Make the New Year happy

Dear Editor,
“Happy New Year” is perhaps the most repeated wish uttered/written all around the society and which would continue till at least a fortnight!
Without disrespecting the sentiments attached with this greeting, it can also be safely asked: would just mere utterance of it ensure happiness from the very first dawn of the new year? Rather, we should all go all-out to make the new year and the society happy by undertaking concrete steps.
Not only should we try to take good care of the person in ourselves and remain true to our respective profession, delivering our honest best, we should also provide justice to our conscience if our wish of a happy new year is serious enough.
As Martin Luther King Jr said, “Injustice anywhere is a threat to justice everywhere.” If X is rendered injustice, protest should be registered not only in terms of morality but also for selfish reasons. Because if X gets tortured and no protest gets registered, the next day Y would be persecuted and if it, too, remains unprotested, then that fang of torture is sure to strike myself also in the near future.
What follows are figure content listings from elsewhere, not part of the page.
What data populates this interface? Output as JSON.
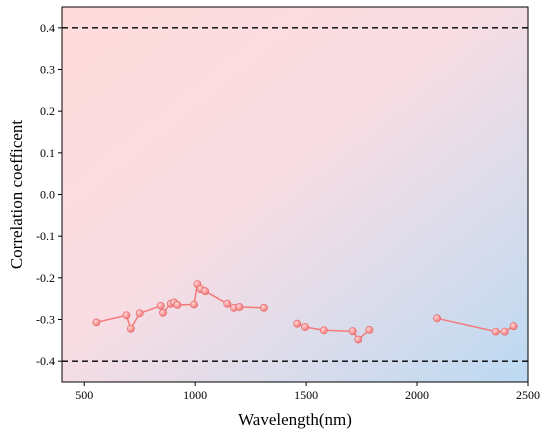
{
  "chart_data": {
    "type": "line",
    "xlabel": "Wavelength(nm)",
    "ylabel": "Correlation coefficent",
    "xlim": [
      400,
      2500
    ],
    "ylim": [
      -0.45,
      0.45
    ],
    "xticks": [
      500,
      1000,
      1500,
      2000,
      2500
    ],
    "yticks": [
      0.4,
      0.3,
      0.2,
      0.1,
      0.0,
      -0.1,
      -0.2,
      -0.3,
      -0.4
    ],
    "ytick_labels": [
      "0.4",
      "0.3",
      "0.2",
      "0.1",
      "0.0",
      "-0.1",
      "-0.2",
      "-0.3",
      "-0.4"
    ],
    "reference_lines": [
      0.4,
      -0.4
    ],
    "background": "diagonal gradient pink (top-left) to light blue (bottom-right)",
    "series": [
      {
        "color": "#f47a7a",
        "segments": [
          [
            [
              555,
              -0.307
            ],
            [
              690,
              -0.29
            ],
            [
              710,
              -0.322
            ],
            [
              750,
              -0.285
            ],
            [
              845,
              -0.267
            ],
            [
              855,
              -0.284
            ],
            [
              890,
              -0.262
            ],
            [
              905,
              -0.259
            ],
            [
              920,
              -0.265
            ],
            [
              995,
              -0.264
            ],
            [
              1010,
              -0.215
            ],
            [
              1025,
              -0.227
            ],
            [
              1045,
              -0.232
            ],
            [
              1145,
              -0.262
            ],
            [
              1175,
              -0.272
            ],
            [
              1200,
              -0.27
            ],
            [
              1310,
              -0.272
            ]
          ],
          [
            [
              1460,
              -0.31
            ],
            [
              1495,
              -0.318
            ],
            [
              1580,
              -0.326
            ],
            [
              1710,
              -0.328
            ],
            [
              1735,
              -0.348
            ],
            [
              1785,
              -0.325
            ]
          ],
          [
            [
              2090,
              -0.297
            ],
            [
              2355,
              -0.329
            ],
            [
              2395,
              -0.329
            ],
            [
              2435,
              -0.316
            ]
          ]
        ]
      }
    ]
  },
  "colors": {
    "line": "#f47a7a",
    "marker": "#f47a7a",
    "bg_top_left": "#ffdcdc",
    "bg_bottom_right": "#bcdaf2"
  }
}
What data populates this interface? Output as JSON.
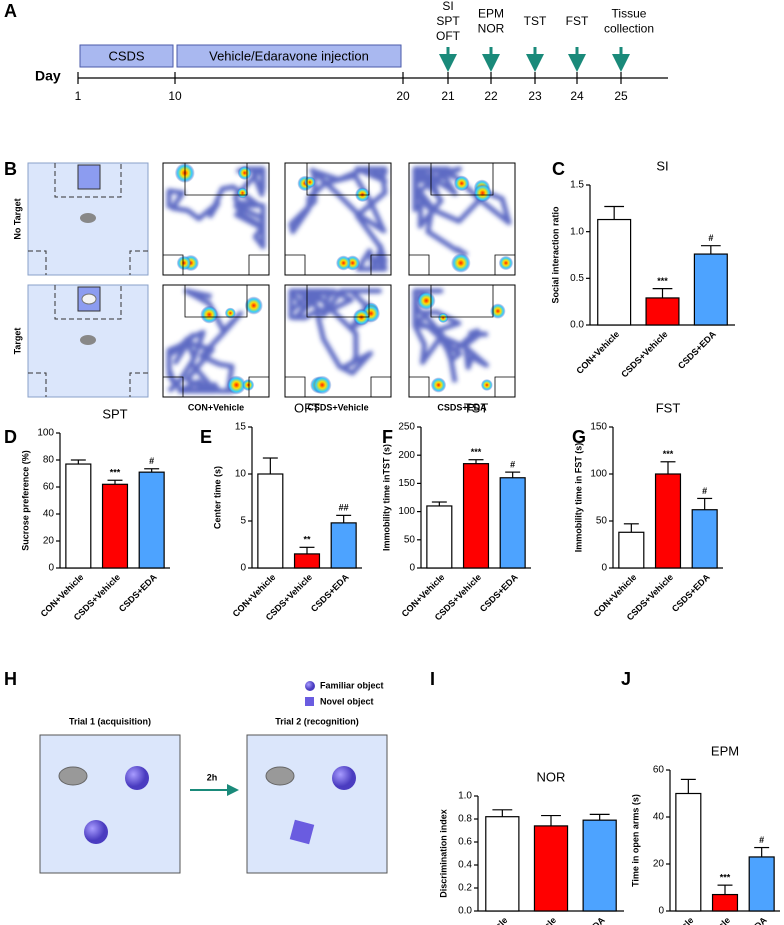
{
  "timeline": {
    "panel": "A",
    "axis_label": "Day",
    "ticks": [
      1,
      10,
      20,
      21,
      22,
      23,
      24,
      25
    ],
    "phases": [
      {
        "label": "CSDS",
        "start": 1,
        "end": 10
      },
      {
        "label": "Vehicle/Edaravone injection",
        "start": 10,
        "end": 20
      }
    ],
    "events": [
      {
        "day": 21,
        "lines": [
          "SI",
          "SPT",
          "OFT"
        ]
      },
      {
        "day": 22,
        "lines": [
          "EPM",
          "NOR"
        ]
      },
      {
        "day": 23,
        "lines": [
          "TST"
        ]
      },
      {
        "day": 24,
        "lines": [
          "FST"
        ]
      },
      {
        "day": 25,
        "lines": [
          "Tissue",
          "collection"
        ]
      }
    ]
  },
  "tracking": {
    "panel": "B",
    "rows": [
      "No Target",
      "Target"
    ],
    "columns": [
      "CON+Vehicle",
      "CSDS+Vehicle",
      "CSDS+EDA"
    ]
  },
  "nor_schematic": {
    "panel": "H",
    "legend": [
      "Familiar object",
      "Novel object"
    ],
    "trials": [
      "Trial 1 (acquisition)",
      "Trial 2 (recognition)"
    ],
    "interval": "2h"
  },
  "chart_data": [
    {
      "panel": "C",
      "type": "bar",
      "title": "SI",
      "y_label": "Social interaction ratio",
      "categories": [
        "CON+Vehicle",
        "CSDS+Vehicle",
        "CSDS+EDA"
      ],
      "values": [
        1.13,
        0.29,
        0.76
      ],
      "errors": [
        0.14,
        0.1,
        0.09
      ],
      "colors": [
        "#ffffff",
        "#ff0000",
        "#4da3ff"
      ],
      "annotations": [
        null,
        "***",
        "#"
      ],
      "ylim": [
        0,
        1.5
      ],
      "yticks": [
        {
          "value": 0,
          "label": "0.0"
        },
        0.5,
        {
          "value": 1,
          "label": "1.0"
        },
        1.5
      ]
    },
    {
      "panel": "D",
      "type": "bar",
      "title": "SPT",
      "y_label": "Sucrose preference (%)",
      "categories": [
        "CON+Vehicle",
        "CSDS+Vehicle",
        "CSDS+EDA"
      ],
      "values": [
        77,
        62,
        71
      ],
      "errors": [
        3,
        3,
        2.5
      ],
      "colors": [
        "#ffffff",
        "#ff0000",
        "#4da3ff"
      ],
      "annotations": [
        null,
        "***",
        "#"
      ],
      "ylim": [
        0,
        100
      ],
      "yticks": [
        0,
        20,
        40,
        60,
        80,
        100
      ]
    },
    {
      "panel": "E",
      "type": "bar",
      "title": "OFT",
      "y_label": "Center time (s)",
      "categories": [
        "CON+Vehicle",
        "CSDS+Vehicle",
        "CSDS+EDA"
      ],
      "values": [
        10,
        1.5,
        4.8
      ],
      "errors": [
        1.7,
        0.7,
        0.8
      ],
      "colors": [
        "#ffffff",
        "#ff0000",
        "#4da3ff"
      ],
      "annotations": [
        null,
        "**",
        "##"
      ],
      "ylim": [
        0,
        15
      ],
      "yticks": [
        0,
        5,
        10,
        15
      ]
    },
    {
      "panel": "F",
      "type": "bar",
      "title": "TST",
      "y_label": "Immobility time inTST (s)",
      "categories": [
        "CON+Vehicle",
        "CSDS+Vehicle",
        "CSDS+EDA"
      ],
      "values": [
        110,
        185,
        160
      ],
      "errors": [
        7,
        7,
        10
      ],
      "colors": [
        "#ffffff",
        "#ff0000",
        "#4da3ff"
      ],
      "annotations": [
        null,
        "***",
        "#"
      ],
      "ylim": [
        0,
        250
      ],
      "yticks": [
        0,
        50,
        100,
        150,
        200,
        250
      ]
    },
    {
      "panel": "G",
      "type": "bar",
      "title": "FST",
      "y_label": "Immobility time in FST (s)",
      "categories": [
        "CON+Vehicle",
        "CSDS+Vehicle",
        "CSDS+EDA"
      ],
      "values": [
        38,
        100,
        62
      ],
      "errors": [
        9,
        13,
        12
      ],
      "colors": [
        "#ffffff",
        "#ff0000",
        "#4da3ff"
      ],
      "annotations": [
        null,
        "***",
        "#"
      ],
      "ylim": [
        0,
        150
      ],
      "yticks": [
        0,
        50,
        100,
        150
      ]
    },
    {
      "panel": "I",
      "type": "bar",
      "title": "NOR",
      "y_label": "Discrimination index",
      "categories": [
        "CON+Vehicle",
        "CSDS+Vehicle",
        "CSDS+EDA"
      ],
      "values": [
        0.82,
        0.74,
        0.79
      ],
      "errors": [
        0.06,
        0.09,
        0.05
      ],
      "colors": [
        "#ffffff",
        "#ff0000",
        "#4da3ff"
      ],
      "ylim": [
        0,
        1
      ],
      "yticks": [
        {
          "value": 0,
          "label": "0.0"
        },
        0.2,
        0.4,
        0.6,
        0.8,
        {
          "value": 1,
          "label": "1.0"
        }
      ]
    },
    {
      "panel": "J",
      "type": "bar",
      "title": "EPM",
      "y_label": "Time in open arms (s)",
      "categories": [
        "CON+Vehicle",
        "CSDS+Vehicle",
        "CSDS+EDA"
      ],
      "values": [
        50,
        7,
        23
      ],
      "errors": [
        6,
        4,
        4
      ],
      "colors": [
        "#ffffff",
        "#ff0000",
        "#4da3ff"
      ],
      "annotations": [
        null,
        "***",
        "#"
      ],
      "ylim": [
        0,
        60
      ],
      "yticks": [
        0,
        20,
        40,
        60
      ]
    }
  ]
}
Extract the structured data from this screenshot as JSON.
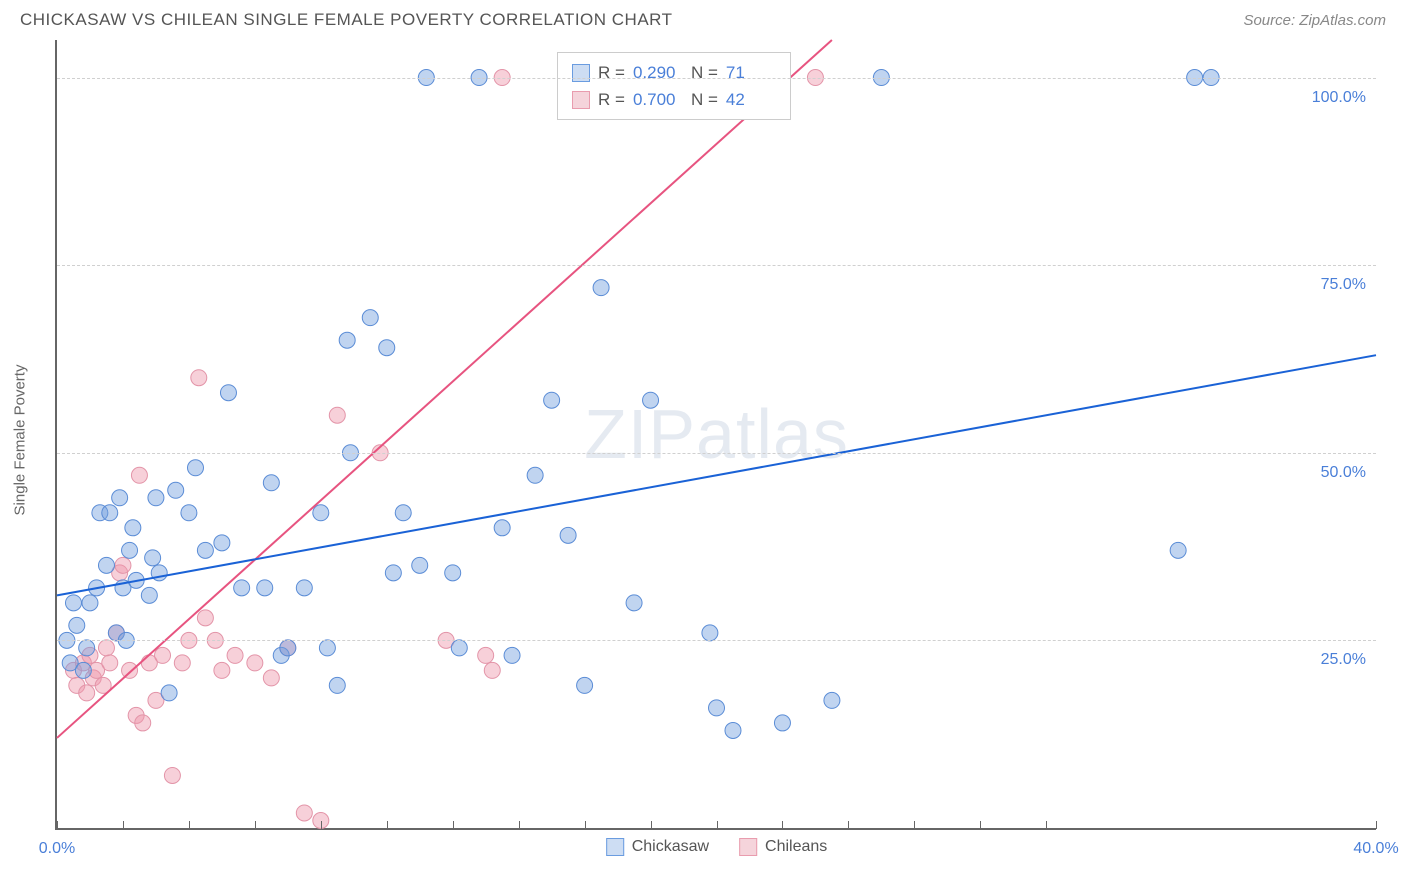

Today, almost the whole country has erupted in anger following the insecurity posed by the NRC and the CAA. But why didn’t the rest of India protest en masse when a particular state got divided overnight on an absolute unilateral basis with all the special protection provided to it according to the provision of the constitution taken away? Why didn’t we care to even appreciate the pain of such insulted hearts? Instead, the majority went gaga in the name of ‘national interest’! Were the people of the geographically, physically, psychologically affected state not part of the nation? Was their interest not our interest also? Can the interest of a nation be served by overlooking the interest of a section of the people of that very nation? Just like millions of tiny droplets make an ocean, millions of individuals form a nation, and so psychological assault on a single individual is also a direct assault upon the nation. Our conscience demands that, irrespective of the class or community of the victim (be he/she a single individual or a group of people), protest against injustice should be our urgent goal of life.
Just because I am ‘safe’ or ‘not affected’, it does not mean that I would remain indifferent to the tragedy of hundreds who passed away prematurely in bank queues while trying to deposit or withdraw their own money, or the vulnerability of the millions of wage-earners who lost their jobs in the wake of demonetization. Can a mere piece of document be allowed a higher place in society by overriding the highest truth of humanity? If not, then how can we afford to remain indifferent to innumerable persons already languishing in Assam jails just because they could not produce certain documents, and lakhs of others set to be moved into detention centres? Or take the case of the Rohingyas. Why can’t we see our own children on the faces of the Rohingya children who are witnessing hell under the god’s sky along with their kith and kin? Why can’t we realize that had destiny played its cards otherwise, we ourselves could have taken birth as Rohingyas?
Real happiness can be achieved in the society only if we try to feel a bit of sympathy and empathy in our souls for our fellow human beings. This will obviously lead to protests against injustice and torture, which will also put to end such ills, thereby leading to a truly happy society where all days appear new, enriching and worth living for.